作者
Si-Tian Zang,Jie Luan,Ling Li,Qi‐Jun Wu,Qing Chang,Huixu Dai,Yuhong Zhao
摘要
Globally, the number of metabolic syndrome (MetS) cases has increased substantially over time. However, the association between air pollution (AP) and MetS risk has been contradictory in observational studies. This is the first reported meta-analysis quantitatively exploring the aforementioned association. We searched PubMed, Embase, and Web of Science database entries up to September 14, 2020, and searches were updated up to December 6, 2020 to identify eligible articles on the AP-MetS risk association. No language restriction was imposed. Random-effects models were applied to estimate summary and subgroup effect sizes with 95% confidence intervals (CIs). PROSPERO registration number: CRD42020210431. Eight articles (nine studies) were eligible for the meta-analysis. Increased MetS prevalence was not found to be associated with particulate matter less than 1 μm (PM1), 2.5 μm (PM2.5), and 10 μm (PM10) in diameter or nitrogen dioxide (NO2), and the summary effect sizes were 1.33 (95% CI: 0.95–1.85), 1.34 (95% CI: 0.96–1.89), 1.18 (95% CI: 0.98–1.19), and 1.28 (95% CI: 0.89–1.82), respectively, based on cross-sectional studies. The summary results indicated no association between each 10 μg/m3 increase in PM2.5 and MetS incidence (effect size 2.78 [95% CI: 0.70–11.02]), based on cohort studies.
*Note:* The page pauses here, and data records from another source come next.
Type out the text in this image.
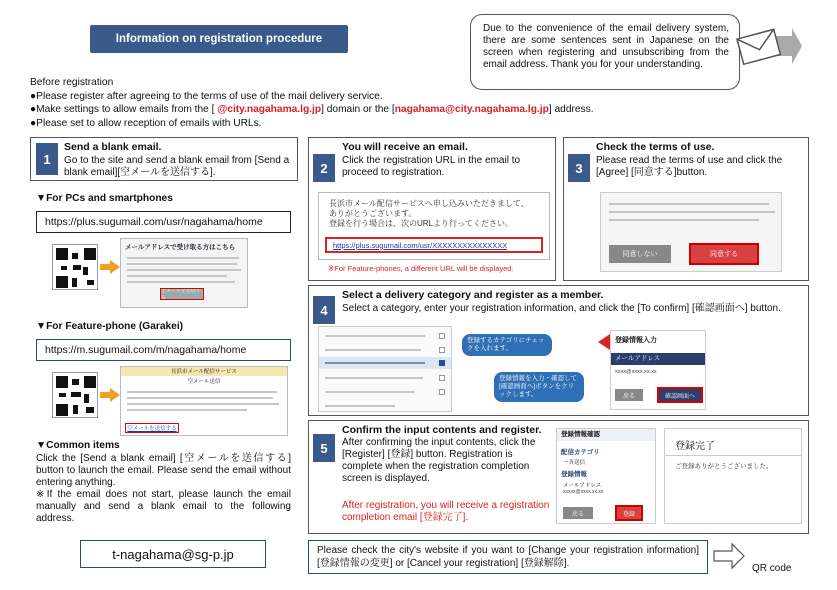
Information on registration procedure
Due to the convenience of the email delivery system, there are some sentences sent in Japanese on the screen when registering and unsubscribing from the email address. Thank you for your understanding.
Before registration
●Please register after agreeing to the terms of use of the mail delivery service.
●Make settings to allow emails from the [ @city.nagahama.lg.jp] domain or the [nagahama@city.nagahama.lg.jp] address.
●Please set to allow reception of emails with URLs.
1
Send a blank email.
Go to the site and send a blank email from [Send a blank email][空メールを送信する].
▼For PCs and smartphones
https://plus.sugumail.com/usr/nagahama/home
メールアドレスで受け取る方はこちら
空メールを送信する
▼For Feature-phone (Garakei)
https://m.sugumail.com/m/nagahama/home
長浜市メール配信サービス
空メール送信
空メールを送信する
▼Common items
Click the [Send a blank email] [空メールを送信する] button to launch the email. Please send the email without entering anything.
※If the email does not start, please launch the email manually and send a blank email to the following address.
t-nagahama@sg-p.jp
2
You will receive an email.
Click the registration URL in the email to proceed to registration.
長浜市メール配信サービスへ申し込みいただきまして、
ありがとうございます。
登録を行う場合は、次のURLより行ってください。
https://plus.sugumail.com/usr/XXXXXXXXXXXXXXX
※For Feature-phones, a different URL will be displayed.
3
Check the terms of use.
Please read the terms of use and click the [Agree] [同意する]button.
同意しない	同意する
4
Select a delivery category and register as a member.
Select a category, enter your registration information, and click the [To confirm] [確認画面へ] button.
登録するカテゴリにチェックを入れます。
登録情報を入力・確認して[確認画面へ]ボタンをクリックします。
登録情報入力
メールアドレス
xxxx@xxxx.xx.xx
戻る	確認画面へ
5
Confirm the input contents and register.
After confirming the input contents, click the [Register] [登録] button. Registration is complete when the registration completion screen is displayed.
After registration, you will receive a registration completion email [登録完了].
登録情報確認
配信カテゴリ
一斉送信
登録情報
メールアドレス
xxxxx@xxxx.xx.xx
戻る	登録
登録完了
ご登録ありがとうございました。
Please check the city's website if you want to [Change your registration information] [登録情報の変更] or [Cancel your registration] [登録解除].	QR code
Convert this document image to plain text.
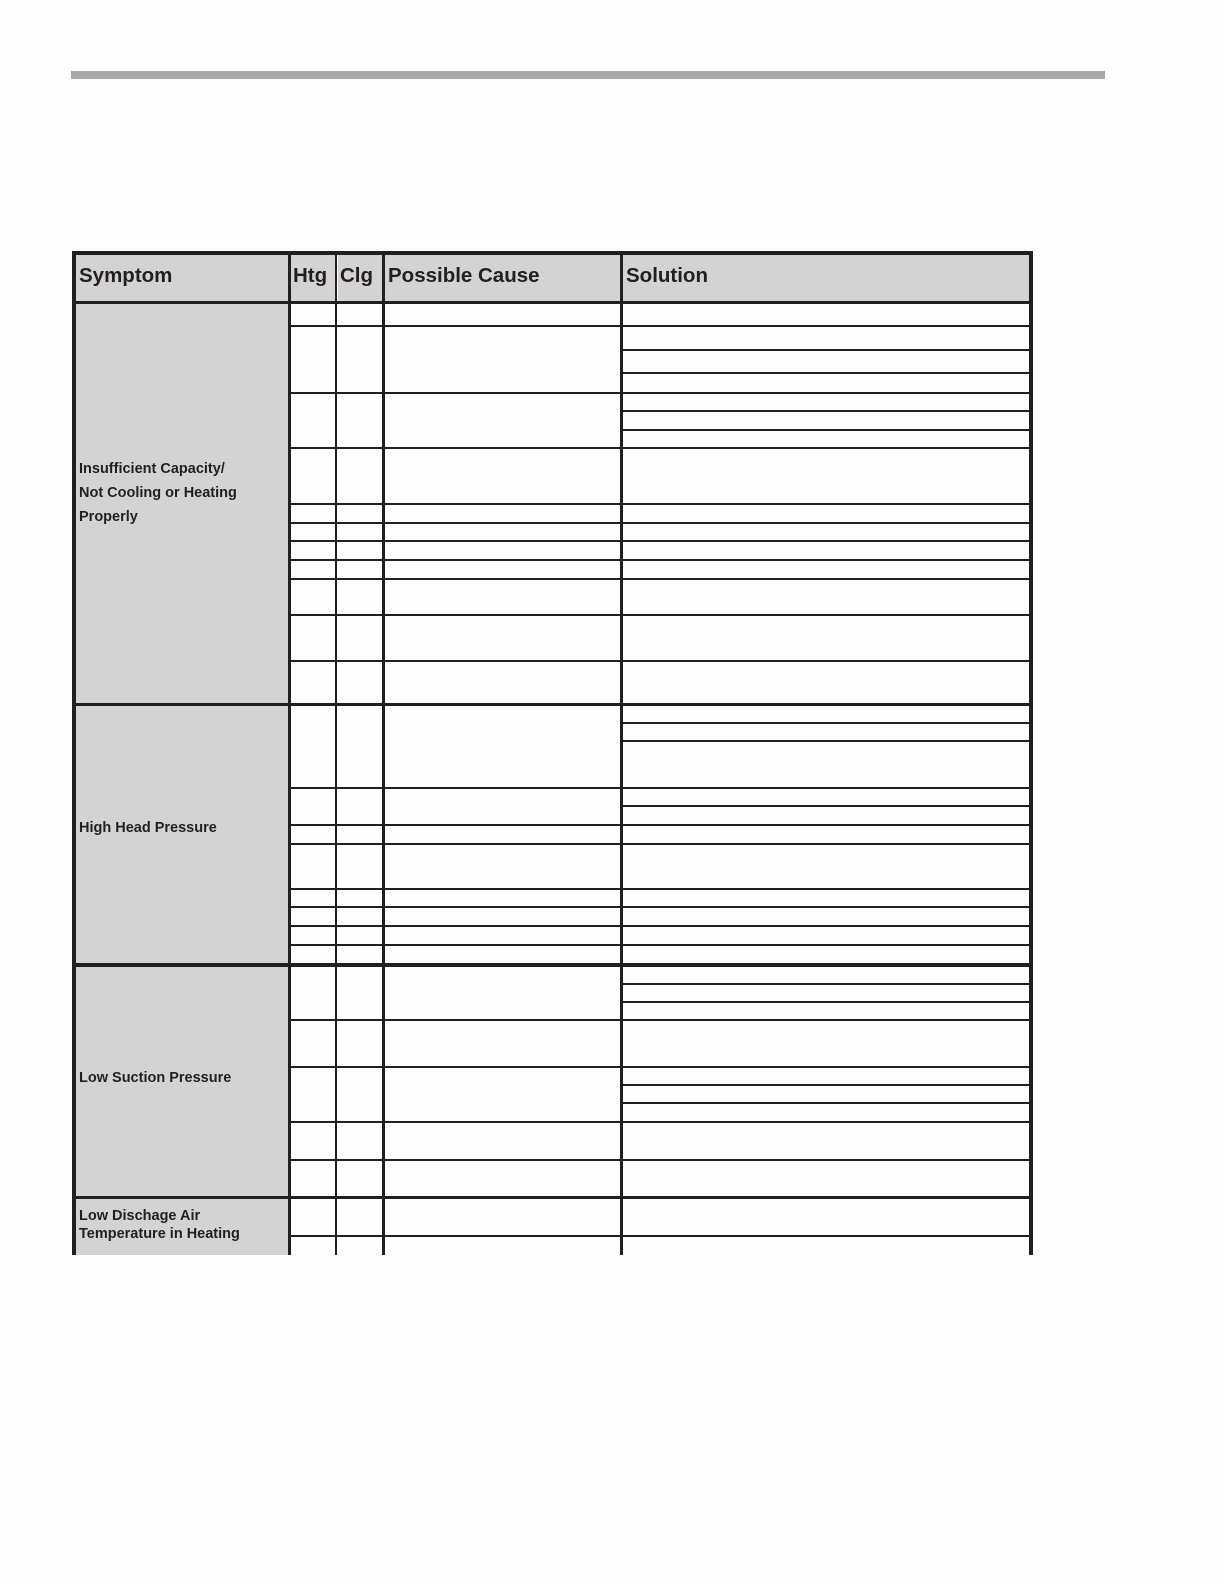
Symptom	Htg Clg Possible Cause	Solution
Insufficient Capacity/
Not Cooling or Heating
Properly
High Head Pressure
Low Suction Pressure
Low Dischage Air
Temperature in Heating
Subgroup analysis demonstrated that MetS incidence in older men increased dramatically by 992% with each 10 μg/m3 increase in PM2.5. The evidence presented here suggests that although exposure to PM1, PM2.5, PM10, or NO2 was not found to have a significant association with the occurrence of MetS, the statistical significance of the relationship between exposure to PM1, PM2.5, or PM10 and MetS prevalence was approximately borderline. More studies on AP-MetS risk association in low-/middle-income countries, as well as on the association between other air pollutants and MetS risk, are warranted. A sufficient number of high-quality studies is required to perform a meaningful meta-analysis of the relationship between air pollutants and MetS.